Ingredients you need to make vegetable lasagna:
For the bechamel sauce:
6 tbsp – Butter
¼ tsp – Pepper
¼ tsp – Nutmeg
85 g – All-purpose flour
720 ml – Warm milk
60 g – Parmesan cheese
¼ tsp – Salt
For vegetable mixture
2-3 tbsp – Olive oil
1 – Onion, chopped
140 g – Mushrooms, chopped
Salt and black pepper to taste
Fresh basil leaves
3 – Chopped garlic cloves
1 – Diced carrot
2 – Chopped zucchini
140 g – Spinach
1 tsp – oregano
1000 g – Tomato sauce (can be store-bought or homemade)

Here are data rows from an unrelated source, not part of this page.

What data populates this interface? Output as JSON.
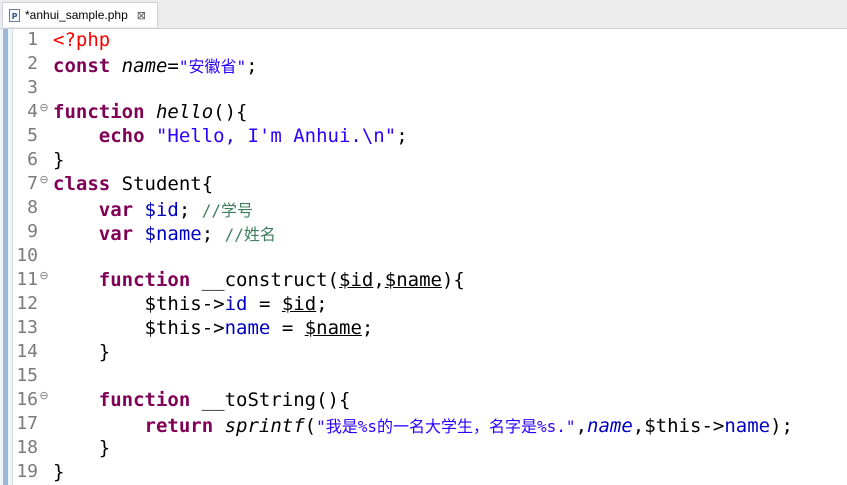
{
  "tab": {
    "title": "*anhui_sample.php",
    "close_glyph": "⊠",
    "icon_letter": "P"
  },
  "colors": {
    "keyword": "#7f0055",
    "string": "#2a00ff",
    "comment": "#3f7f5f",
    "php_tag": "#ff0000",
    "field": "#0000c0",
    "line_number": "#7a7a7a"
  },
  "lines": [
    {
      "n": "1",
      "fold": "",
      "tokens": [
        {
          "t": "<?php",
          "c": "tag"
        }
      ]
    },
    {
      "n": "2",
      "fold": "",
      "tokens": [
        {
          "t": "const ",
          "c": "kw"
        },
        {
          "t": "name",
          "c": "fn"
        },
        {
          "t": "=",
          "c": ""
        },
        {
          "t": "\"安徽省\"",
          "c": "st"
        },
        {
          "t": ";",
          "c": ""
        }
      ]
    },
    {
      "n": "3",
      "fold": "",
      "tokens": []
    },
    {
      "n": "4",
      "fold": "⊖",
      "tokens": [
        {
          "t": "function ",
          "c": "kw"
        },
        {
          "t": "hello",
          "c": "fn"
        },
        {
          "t": "(){",
          "c": ""
        }
      ]
    },
    {
      "n": "5",
      "fold": "",
      "tokens": [
        {
          "t": "    ",
          "c": ""
        },
        {
          "t": "echo ",
          "c": "kw"
        },
        {
          "t": "\"Hello, I'm Anhui.\\n\"",
          "c": "st"
        },
        {
          "t": ";",
          "c": ""
        }
      ]
    },
    {
      "n": "6",
      "fold": "",
      "tokens": [
        {
          "t": "}",
          "c": ""
        }
      ]
    },
    {
      "n": "7",
      "fold": "⊖",
      "tokens": [
        {
          "t": "class ",
          "c": "kw"
        },
        {
          "t": "Student",
          "c": ""
        },
        {
          "t": "{",
          "c": ""
        }
      ]
    },
    {
      "n": "8",
      "fold": "",
      "tokens": [
        {
          "t": "    ",
          "c": ""
        },
        {
          "t": "var ",
          "c": "kw"
        },
        {
          "t": "$id",
          "c": "prop"
        },
        {
          "t": "; ",
          "c": ""
        },
        {
          "t": "//学号",
          "c": "cm"
        }
      ]
    },
    {
      "n": "9",
      "fold": "",
      "tokens": [
        {
          "t": "    ",
          "c": ""
        },
        {
          "t": "var ",
          "c": "kw"
        },
        {
          "t": "$name",
          "c": "prop"
        },
        {
          "t": "; ",
          "c": ""
        },
        {
          "t": "//姓名",
          "c": "cm"
        }
      ]
    },
    {
      "n": "10",
      "fold": "",
      "tokens": []
    },
    {
      "n": "11",
      "fold": "⊖",
      "tokens": [
        {
          "t": "    ",
          "c": ""
        },
        {
          "t": "function ",
          "c": "kw"
        },
        {
          "t": "__construct(",
          "c": ""
        },
        {
          "t": "$id",
          "c": "u"
        },
        {
          "t": ",",
          "c": ""
        },
        {
          "t": "$name",
          "c": "u"
        },
        {
          "t": "){",
          "c": ""
        }
      ]
    },
    {
      "n": "12",
      "fold": "",
      "tokens": [
        {
          "t": "        ",
          "c": ""
        },
        {
          "t": "$this",
          "c": ""
        },
        {
          "t": "->",
          "c": ""
        },
        {
          "t": "id",
          "c": "prop"
        },
        {
          "t": " = ",
          "c": ""
        },
        {
          "t": "$id",
          "c": "u"
        },
        {
          "t": ";",
          "c": ""
        }
      ]
    },
    {
      "n": "13",
      "fold": "",
      "tokens": [
        {
          "t": "        ",
          "c": ""
        },
        {
          "t": "$this",
          "c": ""
        },
        {
          "t": "->",
          "c": ""
        },
        {
          "t": "name",
          "c": "prop"
        },
        {
          "t": " = ",
          "c": ""
        },
        {
          "t": "$name",
          "c": "u"
        },
        {
          "t": ";",
          "c": ""
        }
      ]
    },
    {
      "n": "14",
      "fold": "",
      "tokens": [
        {
          "t": "    ",
          "c": ""
        },
        {
          "t": "}",
          "c": ""
        }
      ]
    },
    {
      "n": "15",
      "fold": "",
      "tokens": []
    },
    {
      "n": "16",
      "fold": "⊖",
      "tokens": [
        {
          "t": "    ",
          "c": ""
        },
        {
          "t": "function ",
          "c": "kw"
        },
        {
          "t": "__toString(){",
          "c": ""
        }
      ]
    },
    {
      "n": "17",
      "fold": "",
      "tokens": [
        {
          "t": "        ",
          "c": ""
        },
        {
          "t": "return ",
          "c": "kw"
        },
        {
          "t": "sprintf",
          "c": "fn"
        },
        {
          "t": "(",
          "c": ""
        },
        {
          "t": "\"我是%s的一名大学生，名字是%s.\"",
          "c": "st"
        },
        {
          "t": ",",
          "c": ""
        },
        {
          "t": "name",
          "c": "fn prop"
        },
        {
          "t": ",",
          "c": ""
        },
        {
          "t": "$this",
          "c": ""
        },
        {
          "t": "->",
          "c": ""
        },
        {
          "t": "name",
          "c": "prop"
        },
        {
          "t": ");",
          "c": ""
        }
      ]
    },
    {
      "n": "18",
      "fold": "",
      "tokens": [
        {
          "t": "    ",
          "c": ""
        },
        {
          "t": "}",
          "c": ""
        }
      ]
    },
    {
      "n": "19",
      "fold": "",
      "tokens": [
        {
          "t": "}",
          "c": ""
        }
      ]
    }
  ]
}
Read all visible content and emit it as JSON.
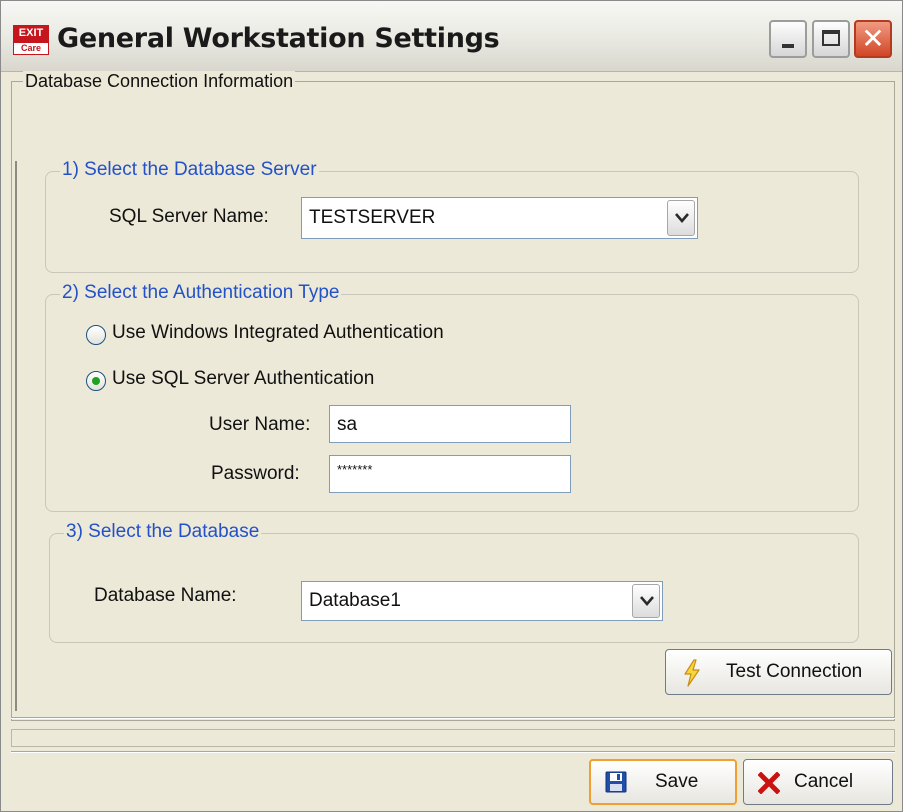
{
  "window": {
    "title": "General Workstation Settings",
    "app_icon_top": "EXIT",
    "app_icon_bottom": "Care"
  },
  "main_group": {
    "legend": "Database Connection Information"
  },
  "server_group": {
    "legend": "1) Select the Database Server",
    "label": "SQL Server Name:",
    "value": "TESTSERVER"
  },
  "auth_group": {
    "legend": "2) Select the Authentication Type",
    "options": [
      {
        "label": "Use Windows Integrated Authentication",
        "selected": false
      },
      {
        "label": "Use SQL Server Authentication",
        "selected": true
      }
    ],
    "user_label": "User Name:",
    "user_value": "sa",
    "password_label": "Password:",
    "password_value": "*******"
  },
  "database_group": {
    "legend": "3) Select the Database",
    "label": "Database Name:",
    "value": "Database1"
  },
  "buttons": {
    "test_connection": "Test Connection",
    "save": "Save",
    "cancel": "Cancel"
  },
  "icons": {
    "test_connection": "lightning-icon",
    "save": "floppy-disk-icon",
    "cancel": "x-icon"
  }
}
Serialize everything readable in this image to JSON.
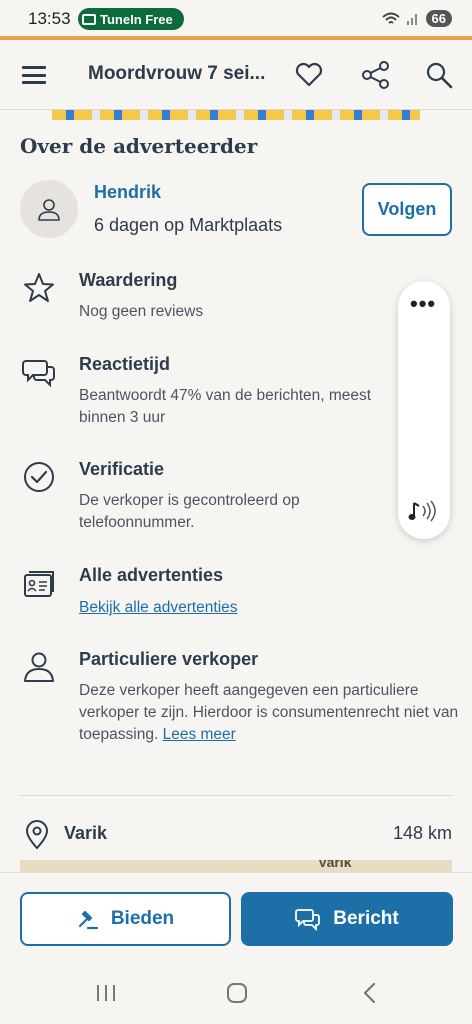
{
  "status_bar": {
    "time": "13:53",
    "notification_pill": "TuneIn Free",
    "battery": "66"
  },
  "header": {
    "title": "Moordvrouw 7 sei..."
  },
  "about": {
    "section_title": "Over de adverteerder",
    "seller_name": "Hendrik",
    "seller_since": "6 dagen op Marktplaats",
    "follow_label": "Volgen"
  },
  "details": [
    {
      "title": "Waardering",
      "text": "Nog geen reviews"
    },
    {
      "title": "Reactietijd",
      "text": "Beantwoordt 47% van de berichten, meest binnen 3 uur"
    },
    {
      "title": "Verificatie",
      "text": "De verkoper is gecontroleerd op telefoonnummer."
    },
    {
      "title": "Alle advertenties",
      "link": "Bekijk alle advertenties"
    },
    {
      "title": "Particuliere verkoper",
      "text": "Deze verkoper heeft aangegeven een particuliere verkoper te zijn. Hierdoor is consumentenrecht niet van toepassing. ",
      "link": "Lees meer"
    }
  ],
  "floating_panel": {
    "menu": "•••"
  },
  "location": {
    "name": "Varik",
    "distance": "148 km",
    "map_label": "Varik"
  },
  "actions": {
    "bid_label": "Bieden",
    "message_label": "Bericht"
  },
  "colors": {
    "accent": "#1d6fa8",
    "text": "#2d3c4d",
    "background": "#f7f5f2",
    "orange_line": "#e8a24f"
  },
  "icons": [
    "menu-icon",
    "heart-icon",
    "share-icon",
    "search-icon",
    "user-icon",
    "star-icon",
    "chat-icon",
    "check-circle-icon",
    "ads-icon",
    "person-icon",
    "location-pin-icon",
    "gavel-icon",
    "message-icon",
    "audio-icon"
  ]
}
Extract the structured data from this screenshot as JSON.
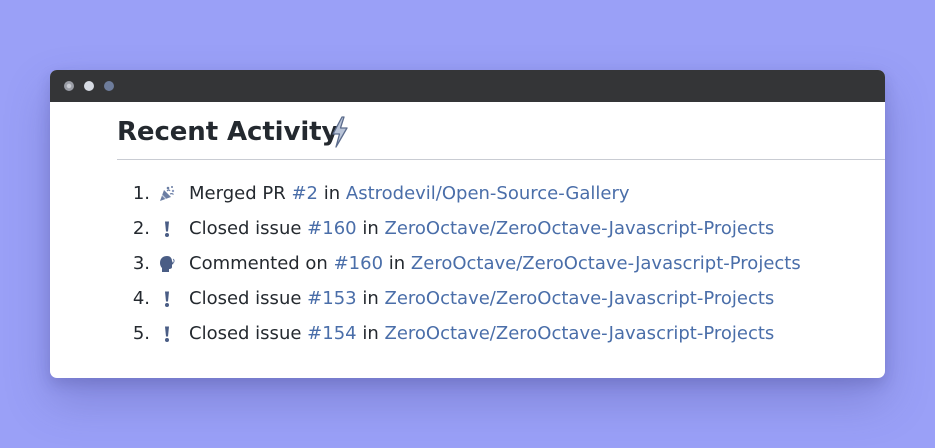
{
  "heading": {
    "title": "Recent Activity",
    "icon": "lightning-bolt-icon"
  },
  "activities": [
    {
      "number": "1.",
      "icon": "party-popper-icon",
      "action": "Merged PR",
      "ref": "#2",
      "preposition": "in",
      "repo": "Astrodevil/Open-Source-Gallery"
    },
    {
      "number": "2.",
      "icon": "exclamation-icon",
      "action": "Closed issue",
      "ref": "#160",
      "preposition": "in",
      "repo": "ZeroOctave/ZeroOctave-Javascript-Projects"
    },
    {
      "number": "3.",
      "icon": "speaking-head-icon",
      "action": "Commented on",
      "ref": "#160",
      "preposition": "in",
      "repo": "ZeroOctave/ZeroOctave-Javascript-Projects"
    },
    {
      "number": "4.",
      "icon": "exclamation-icon",
      "action": "Closed issue",
      "ref": "#153",
      "preposition": "in",
      "repo": "ZeroOctave/ZeroOctave-Javascript-Projects"
    },
    {
      "number": "5.",
      "icon": "exclamation-icon",
      "action": "Closed issue",
      "ref": "#154",
      "preposition": "in",
      "repo": "ZeroOctave/ZeroOctave-Javascript-Projects"
    }
  ],
  "colors": {
    "background": "#9aa0f7",
    "titlebar": "#343537",
    "link": "#4a6ea9",
    "text": "#24292f"
  }
}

90 g – Each mozzarella and parmesan cheese
Steps to make vegetable lasagna.
*Heat a pan and add 5-6 tablespoons of olive oil. Sauté the chopped onion and garlic cloves until they turn slightly golden brown and then add chopped zucchini and carrot to it. Cook until tender.
*Then, as per the measurements, add chopped mushrooms and spinach and cook nicely. Add the tomato sauce and stir nicely and add salt, pepper, and oregano as per your taste, along with basil leaves. Remove the pan from heat.
*Heat up a fresh pan and add 6 tablespoons of butter to it. Once it has melted, add the flour and whisk until you have a smooth paste. To this, add 3 cups of milk and keep whisking. Add salt, pepper, and nutmeg and parmesan cheese and mix until all combine well and the cheese melts.
*Now take the chopped vegetables and spread a thin layer in a rectangle shape on the pan. Then add the lasagna sheets and again spread the vegetable mixture. Do it until you have as many layers as you’d like. Also, don’t forget to add a thin layer of bechamel sauce and sprinkle mozzarella cheese on it. Finally, bake at 180-degree celsius for 40 minutes.
*Allow it to cool and then serve it by cutting little square pieces. Enjoy!